Despite Automattic’s enviable position, knowledge of its several businesses is patchy. “I spend a lot of time talking to investors, journalists, and research analysts, and I’m always surprised when they say, ‘We know WordPress.’ However, they are unfamiliar with Woo,” says Mark Davies, Automattic’s chief financial officer, referring to the company’s WooCommerce division. “It’s always interesting when we say Woo and Automattic handle $30 billion in payments volume.”
Why should they be concerned? To begin with, WooCommerce is used by more websites than Shopify, which the same investors, press, and analysts are well aware of it the lifeblood that Automattic requires in order to rebuild the internet in an open manner this decade. Sixteen years after its founding, the company’s worth has risen significantly, from $3 billion in a round led by Salesforce in 2019 to $7.5 billion with a recent share buyback. That expansion has been fueled by the company’s acquisition of Tumblr and its expansion outside its core publishing focus into the lucrative world of e-commerce.
The plan is simple: continue to open up more swathes of the internet to open-source innovation outside of Amazon and Facebook’s walled-garden platforms. If Automattic’s strategy succeeds, Woo, Tumblr, and WordPress will link to new services that no one has previously associated with the company. It is a bold ambition, but the company is positioning itself to compete with some of the most powerful — and well-funded — digital firms in the world.

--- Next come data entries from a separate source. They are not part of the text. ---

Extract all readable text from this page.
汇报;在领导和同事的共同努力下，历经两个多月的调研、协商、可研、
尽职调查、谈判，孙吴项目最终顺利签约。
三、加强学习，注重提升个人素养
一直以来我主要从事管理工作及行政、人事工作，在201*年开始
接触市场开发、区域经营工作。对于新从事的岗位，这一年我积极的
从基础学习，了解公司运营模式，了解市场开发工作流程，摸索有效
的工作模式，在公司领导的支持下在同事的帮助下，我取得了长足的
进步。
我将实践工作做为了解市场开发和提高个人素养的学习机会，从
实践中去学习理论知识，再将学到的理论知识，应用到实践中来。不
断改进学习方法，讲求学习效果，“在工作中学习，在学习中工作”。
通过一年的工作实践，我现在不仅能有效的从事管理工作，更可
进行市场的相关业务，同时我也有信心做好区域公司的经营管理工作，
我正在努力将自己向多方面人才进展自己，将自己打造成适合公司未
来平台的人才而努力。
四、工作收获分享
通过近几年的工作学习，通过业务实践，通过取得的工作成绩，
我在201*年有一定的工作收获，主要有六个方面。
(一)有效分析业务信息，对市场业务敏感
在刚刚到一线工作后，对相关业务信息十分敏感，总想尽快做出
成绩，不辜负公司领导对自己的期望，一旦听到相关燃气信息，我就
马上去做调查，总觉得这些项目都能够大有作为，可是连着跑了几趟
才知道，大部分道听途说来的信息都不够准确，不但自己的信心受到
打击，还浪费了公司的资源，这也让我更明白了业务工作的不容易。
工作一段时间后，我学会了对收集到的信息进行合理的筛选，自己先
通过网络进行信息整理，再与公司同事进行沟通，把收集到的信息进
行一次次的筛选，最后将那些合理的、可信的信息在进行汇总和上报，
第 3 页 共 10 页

WooCommerce started out as WooThemes, a modest design company that looked a lot like the other WordPress theme companies. The company expanded in 2011 to create themes for online stores. “They saw an opportunity where a lot of the themes they were selling were more commerce-oriented, so they hired some guys they were incubating for a commerce platform, brought them into the team, and it quickly overtook the company for the lion’s share of attention,” says Paul Maiorana, the current CEO of WooCommerce, an Automattic subsidiary.
Despite its popularity, (WooCommerce’s plugin was in the top ten most popular for WordPress), WooCommerce’s success was mostly limited to the WordPress environment. The acquisition of WooCommerce by Automattic in 2015 went mostly undetected by the broader IT community.
WooCommerce had less than 100 employees at the time, and it did not appear to be a big deal. While e-commerce was clearly booming, it had not yet reached stratospheric heights. Internally at Automattic, there were doubts about whether WooCommerce was worth the money, which was never revealed but reported by TechCrunch at the time as “the biggest acquisition by Automattic to date.”
“Even at the board level, we questioned whether we should be doing this at all.” “Everyone says this is a stupid concept, and you can’t compete with Amazon,” Automattic’s founder and CEO Matt Mullenweg recalls. The opposing viewpoint was that Automattic needed to cover all of its bases. “Our goals are really wide, and we have a long-term perspective.” WooCommerce quickly grew in popularity, and the acquisition turned out to be one of Automattic’s most essential decisions. “I’d call it a watershed moment,” she says.